The Ryan Budget Resolution – Implications for Children’s Coverage – Say Ahhh! A Children’s Health Policy Blog

Yesterday, House Budget Committee Chairman Paul Ryan
(R-WI) released a lopsided budget plan that harms the most vulnerable and
protects the most secure.

It would radically alter Medicaid and shift costs to the
states by changing Medicaid to a block grant and deeply slashing federal
funding for the program by $771 billion over the next ten years.  Along the way, it also would repeal
health care reform (bringing the total size of the Medicaid cuts to $1.4
billion) and turn Medicare into a privatized voucher program while protecting
corporate tax breaks and extending tax cuts to the wealthy.  For children, this is an
extraordinarily high stakes debate. 
Medicaid, together with CHIP, has been a core component of the nation’s
success in covering children and the future of this program is key to the
future of our nation’s children.

  • Medicaid, along with its companion program, CHIP,
    covers close to one in three of America’s children and is largely responsible
    for the nation’s success in driving uninsured rates down to the lowest level on
    record. Many of these children are in low and moderate-income working families
    who lack access to affordable coverage through their parents’ jobs.  They rely on Medicaid for flu shots so
    their kids can stay healthy.  They
    look to it for hearing tests and glasses so their children can grow and learn,
    as well as for physicals so they can play sports.  In many families, Medicaid provides children with the
    medical care that they need so they can thrive in the face of common medical
    conditions such as asthma and ADHD.
  • For special needs children, Medicaid is an essential
    life-line.  While most children
    covered through Medicaid are quite healthy, a small number (3.6 million) are
    some of the most vulnerable children in America – children living with autism,
    Downs Syndrome, cerebral palsy or other disabilities or who have to turn to
    Medicaid to cover their cancer treatment. 
    For example, Medicaid pays for close to half of all NICU care and of all
    hospitalizations of infants born with birth defects.  For many of these children, Medicaid offers lifesaving care
    and allows them to be raised at home. 
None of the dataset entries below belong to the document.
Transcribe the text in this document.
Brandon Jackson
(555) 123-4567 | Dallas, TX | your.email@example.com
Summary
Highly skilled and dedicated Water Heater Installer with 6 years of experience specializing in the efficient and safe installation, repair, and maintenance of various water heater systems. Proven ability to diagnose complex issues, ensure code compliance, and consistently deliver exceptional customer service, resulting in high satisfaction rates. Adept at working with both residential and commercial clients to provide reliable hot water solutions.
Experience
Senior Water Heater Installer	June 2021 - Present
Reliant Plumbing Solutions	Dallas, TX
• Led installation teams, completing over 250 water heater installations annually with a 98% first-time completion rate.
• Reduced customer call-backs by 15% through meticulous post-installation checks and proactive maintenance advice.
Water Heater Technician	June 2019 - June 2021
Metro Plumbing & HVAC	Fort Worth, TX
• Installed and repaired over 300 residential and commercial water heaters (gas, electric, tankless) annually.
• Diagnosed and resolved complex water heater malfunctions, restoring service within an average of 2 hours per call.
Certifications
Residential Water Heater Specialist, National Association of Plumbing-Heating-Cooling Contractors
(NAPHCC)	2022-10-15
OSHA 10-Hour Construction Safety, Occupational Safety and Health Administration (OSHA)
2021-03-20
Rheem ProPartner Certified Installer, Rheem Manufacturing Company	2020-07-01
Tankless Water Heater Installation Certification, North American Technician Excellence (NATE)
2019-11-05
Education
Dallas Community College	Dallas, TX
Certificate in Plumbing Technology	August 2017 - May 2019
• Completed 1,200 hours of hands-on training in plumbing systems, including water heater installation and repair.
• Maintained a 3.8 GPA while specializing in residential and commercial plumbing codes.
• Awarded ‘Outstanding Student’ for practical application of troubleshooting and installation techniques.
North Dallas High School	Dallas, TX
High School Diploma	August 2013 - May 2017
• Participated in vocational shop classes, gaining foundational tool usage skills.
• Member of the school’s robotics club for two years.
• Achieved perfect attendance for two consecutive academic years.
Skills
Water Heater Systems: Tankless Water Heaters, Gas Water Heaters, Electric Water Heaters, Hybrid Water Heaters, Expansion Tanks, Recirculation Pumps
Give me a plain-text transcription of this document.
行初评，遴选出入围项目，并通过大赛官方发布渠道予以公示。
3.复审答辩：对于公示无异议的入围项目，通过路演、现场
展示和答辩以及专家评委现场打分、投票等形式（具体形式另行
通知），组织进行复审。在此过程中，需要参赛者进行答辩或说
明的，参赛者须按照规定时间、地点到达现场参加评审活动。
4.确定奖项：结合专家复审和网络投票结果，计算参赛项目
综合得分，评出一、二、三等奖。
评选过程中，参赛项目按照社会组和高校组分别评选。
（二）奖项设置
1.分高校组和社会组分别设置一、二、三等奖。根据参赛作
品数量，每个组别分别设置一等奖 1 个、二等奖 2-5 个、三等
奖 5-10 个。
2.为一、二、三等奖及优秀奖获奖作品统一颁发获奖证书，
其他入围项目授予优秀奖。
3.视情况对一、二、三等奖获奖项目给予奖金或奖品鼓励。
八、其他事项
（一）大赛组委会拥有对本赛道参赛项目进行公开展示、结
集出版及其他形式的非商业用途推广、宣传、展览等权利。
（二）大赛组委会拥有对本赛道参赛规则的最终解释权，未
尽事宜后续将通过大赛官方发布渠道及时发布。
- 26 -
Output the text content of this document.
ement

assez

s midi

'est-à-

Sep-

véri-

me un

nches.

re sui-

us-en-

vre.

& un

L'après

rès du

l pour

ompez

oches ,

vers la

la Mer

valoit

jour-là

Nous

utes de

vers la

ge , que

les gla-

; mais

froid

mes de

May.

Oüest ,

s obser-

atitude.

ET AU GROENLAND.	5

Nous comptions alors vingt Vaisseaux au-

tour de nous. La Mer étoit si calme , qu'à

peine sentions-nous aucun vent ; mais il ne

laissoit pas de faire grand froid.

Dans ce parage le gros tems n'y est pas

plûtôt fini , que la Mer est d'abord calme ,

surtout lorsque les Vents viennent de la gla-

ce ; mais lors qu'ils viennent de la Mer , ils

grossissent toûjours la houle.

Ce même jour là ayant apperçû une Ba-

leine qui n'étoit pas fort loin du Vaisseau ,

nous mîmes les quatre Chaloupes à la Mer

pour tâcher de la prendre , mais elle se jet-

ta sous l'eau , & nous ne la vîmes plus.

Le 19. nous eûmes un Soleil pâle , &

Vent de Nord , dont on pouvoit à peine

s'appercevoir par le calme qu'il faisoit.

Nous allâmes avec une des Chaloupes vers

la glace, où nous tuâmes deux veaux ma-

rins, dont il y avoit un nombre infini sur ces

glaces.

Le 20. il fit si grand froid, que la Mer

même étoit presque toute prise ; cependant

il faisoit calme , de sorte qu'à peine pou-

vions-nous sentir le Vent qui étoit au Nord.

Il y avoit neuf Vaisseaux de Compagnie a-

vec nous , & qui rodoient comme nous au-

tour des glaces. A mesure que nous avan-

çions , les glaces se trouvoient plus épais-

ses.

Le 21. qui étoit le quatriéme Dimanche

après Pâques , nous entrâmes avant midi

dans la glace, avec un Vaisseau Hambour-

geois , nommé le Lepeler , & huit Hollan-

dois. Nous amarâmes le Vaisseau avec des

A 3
In its initial analysis of the proposal, the
Congressional Budget Office has estimated that under Ryan’s plan “federal
spending for Medicaid would be 35 percent lower in 2022 and 49 percent lower in
2030 than currently projected.” 
(In this instance, they effectively left aside health reform and
considered only what would happen to projected spending for the current
Medicaid program).  In its usual
staid style, CBO goes on to note that these cuts are of such a magnitude that
states will probably need to cut spending on other programs; increase taxes;
reduce payments to providers; reduce the scope of benefits; or limit
eligibility.  To put it less
staidly, the proposal would be devastating to the nation’s children, who make
up the majority of people covered by Medicaid.